The health care bill, if it gets to the Senate in some form, will take its place in line behind the other Big Bills. Most importantly, it will be the last of the big revenue bills to hit the Senate, and who knows how much appetite they have for tax increases. There’s a significant cohort of moderate-to-conservative Senate Democrats that can diminish or kill any tax measures, and they may be out for blood after pretty much having to approve new money for Lake Champlain and to fill part of the budget gap.

From what I’ve heard, the Senate’s outlook is even more of a mystery this year than usual, and that’s saying something. Big picture, the odds appear to be against any meaningful health care reform getting through the legislature this year.

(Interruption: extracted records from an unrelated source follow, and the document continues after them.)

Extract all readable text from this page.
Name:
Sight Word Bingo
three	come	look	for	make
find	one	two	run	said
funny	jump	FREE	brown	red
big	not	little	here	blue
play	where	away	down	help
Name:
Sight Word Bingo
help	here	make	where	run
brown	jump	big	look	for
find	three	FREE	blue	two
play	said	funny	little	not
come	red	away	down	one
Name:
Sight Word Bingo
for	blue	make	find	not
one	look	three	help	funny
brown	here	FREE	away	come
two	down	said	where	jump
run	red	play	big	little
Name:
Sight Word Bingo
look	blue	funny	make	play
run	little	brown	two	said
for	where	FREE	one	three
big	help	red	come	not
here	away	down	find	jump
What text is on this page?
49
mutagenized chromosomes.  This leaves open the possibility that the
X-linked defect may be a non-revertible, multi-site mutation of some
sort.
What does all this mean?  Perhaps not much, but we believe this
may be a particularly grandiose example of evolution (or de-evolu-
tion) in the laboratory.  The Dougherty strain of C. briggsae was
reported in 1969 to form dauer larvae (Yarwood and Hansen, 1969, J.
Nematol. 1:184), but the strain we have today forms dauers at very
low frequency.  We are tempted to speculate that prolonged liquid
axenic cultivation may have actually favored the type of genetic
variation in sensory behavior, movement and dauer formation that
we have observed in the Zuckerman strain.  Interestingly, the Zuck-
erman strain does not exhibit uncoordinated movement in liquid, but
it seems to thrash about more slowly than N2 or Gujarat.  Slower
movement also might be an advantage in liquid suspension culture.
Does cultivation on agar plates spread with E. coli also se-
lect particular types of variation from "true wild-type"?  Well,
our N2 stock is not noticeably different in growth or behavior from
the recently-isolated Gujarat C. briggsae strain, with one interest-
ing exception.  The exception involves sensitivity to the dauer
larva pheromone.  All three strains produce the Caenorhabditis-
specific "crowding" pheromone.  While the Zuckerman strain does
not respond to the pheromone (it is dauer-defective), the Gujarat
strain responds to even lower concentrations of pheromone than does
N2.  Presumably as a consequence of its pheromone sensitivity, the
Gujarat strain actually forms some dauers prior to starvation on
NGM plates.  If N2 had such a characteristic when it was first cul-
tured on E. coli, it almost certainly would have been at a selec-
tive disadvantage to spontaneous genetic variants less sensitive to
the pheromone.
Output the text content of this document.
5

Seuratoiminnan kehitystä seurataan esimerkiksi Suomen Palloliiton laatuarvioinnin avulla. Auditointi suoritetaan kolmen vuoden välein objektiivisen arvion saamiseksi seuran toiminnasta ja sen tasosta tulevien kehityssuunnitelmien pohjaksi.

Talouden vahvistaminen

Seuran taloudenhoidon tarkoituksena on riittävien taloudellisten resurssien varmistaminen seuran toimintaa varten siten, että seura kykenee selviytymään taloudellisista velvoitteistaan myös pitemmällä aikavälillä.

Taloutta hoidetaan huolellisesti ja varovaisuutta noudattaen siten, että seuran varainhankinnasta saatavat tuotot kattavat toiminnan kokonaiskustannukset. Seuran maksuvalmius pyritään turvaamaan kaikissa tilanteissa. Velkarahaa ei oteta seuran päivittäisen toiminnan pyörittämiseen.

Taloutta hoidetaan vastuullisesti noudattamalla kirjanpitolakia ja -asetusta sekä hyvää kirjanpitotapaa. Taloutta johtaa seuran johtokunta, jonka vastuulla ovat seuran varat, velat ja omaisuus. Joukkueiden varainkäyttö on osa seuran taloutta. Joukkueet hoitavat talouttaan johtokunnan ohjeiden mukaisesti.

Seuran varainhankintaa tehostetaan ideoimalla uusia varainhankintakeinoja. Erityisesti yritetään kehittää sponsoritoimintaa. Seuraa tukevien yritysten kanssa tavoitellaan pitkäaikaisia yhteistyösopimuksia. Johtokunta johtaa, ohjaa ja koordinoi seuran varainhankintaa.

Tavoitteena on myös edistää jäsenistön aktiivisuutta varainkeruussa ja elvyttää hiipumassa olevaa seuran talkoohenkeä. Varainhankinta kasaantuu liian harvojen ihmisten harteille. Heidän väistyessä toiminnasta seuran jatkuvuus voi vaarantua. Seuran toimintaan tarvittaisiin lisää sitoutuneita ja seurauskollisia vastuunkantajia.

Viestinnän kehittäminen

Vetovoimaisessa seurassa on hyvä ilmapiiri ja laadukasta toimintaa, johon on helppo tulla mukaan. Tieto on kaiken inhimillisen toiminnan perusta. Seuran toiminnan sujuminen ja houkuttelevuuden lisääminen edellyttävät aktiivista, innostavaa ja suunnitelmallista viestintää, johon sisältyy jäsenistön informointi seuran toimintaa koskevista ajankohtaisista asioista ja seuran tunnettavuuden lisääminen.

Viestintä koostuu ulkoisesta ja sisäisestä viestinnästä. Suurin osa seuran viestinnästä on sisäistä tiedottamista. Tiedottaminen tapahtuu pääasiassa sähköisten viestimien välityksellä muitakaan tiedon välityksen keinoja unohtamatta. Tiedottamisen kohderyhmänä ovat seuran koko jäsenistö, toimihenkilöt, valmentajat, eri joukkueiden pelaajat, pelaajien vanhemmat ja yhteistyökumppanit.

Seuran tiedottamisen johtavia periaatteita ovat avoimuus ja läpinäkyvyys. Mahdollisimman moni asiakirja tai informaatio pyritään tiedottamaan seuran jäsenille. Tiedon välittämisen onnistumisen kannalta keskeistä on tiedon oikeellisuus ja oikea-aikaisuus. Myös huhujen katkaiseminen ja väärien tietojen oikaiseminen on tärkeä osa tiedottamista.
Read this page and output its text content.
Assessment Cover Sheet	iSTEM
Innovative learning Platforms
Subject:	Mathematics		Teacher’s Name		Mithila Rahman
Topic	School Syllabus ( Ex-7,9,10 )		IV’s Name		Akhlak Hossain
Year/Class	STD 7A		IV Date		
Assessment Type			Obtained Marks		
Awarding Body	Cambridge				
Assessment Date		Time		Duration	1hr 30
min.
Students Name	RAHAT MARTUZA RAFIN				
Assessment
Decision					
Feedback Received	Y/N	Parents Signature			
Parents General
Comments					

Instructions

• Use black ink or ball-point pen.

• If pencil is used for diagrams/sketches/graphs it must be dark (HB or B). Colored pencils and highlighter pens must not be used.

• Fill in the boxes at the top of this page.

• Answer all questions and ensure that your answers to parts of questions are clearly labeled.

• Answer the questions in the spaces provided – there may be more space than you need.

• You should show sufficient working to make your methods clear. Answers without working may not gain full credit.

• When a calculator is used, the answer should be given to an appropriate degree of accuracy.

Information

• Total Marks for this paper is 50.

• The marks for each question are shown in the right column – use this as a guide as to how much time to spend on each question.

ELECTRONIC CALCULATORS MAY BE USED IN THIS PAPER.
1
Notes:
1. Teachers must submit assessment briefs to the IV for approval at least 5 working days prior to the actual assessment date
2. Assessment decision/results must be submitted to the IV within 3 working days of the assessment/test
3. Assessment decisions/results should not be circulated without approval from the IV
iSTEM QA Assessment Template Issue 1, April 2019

Which would be a bad thing in three important ways:

— The bill would reduce the sinfully large Medicaid gap. The Shumlin plan would substantially reduce it; the House Health Care plan would make a series dent, at least for primary care providers.

— The bill, in either form, includes more money for proven cost-saving strategies in Blueprint for Health and the Green Mountain Care Board. Continuing to bend the cost curve is crucial to the long-term success of the reform project.

— And third, for those who insist on the humanitarian angle, is that either bill would ease access for thousands of working poor Vermonters.

Lawmakers and legislative leadership know all this. If they didn’t, the bill wouldn’t have gotten as far as it has in a difficult year. Improving health care is a serious priority — but so are a lot of other things. It’d be a shame if health care fell victim to the legislature’s time crunch, but it wouldn’t exactly be a surprise.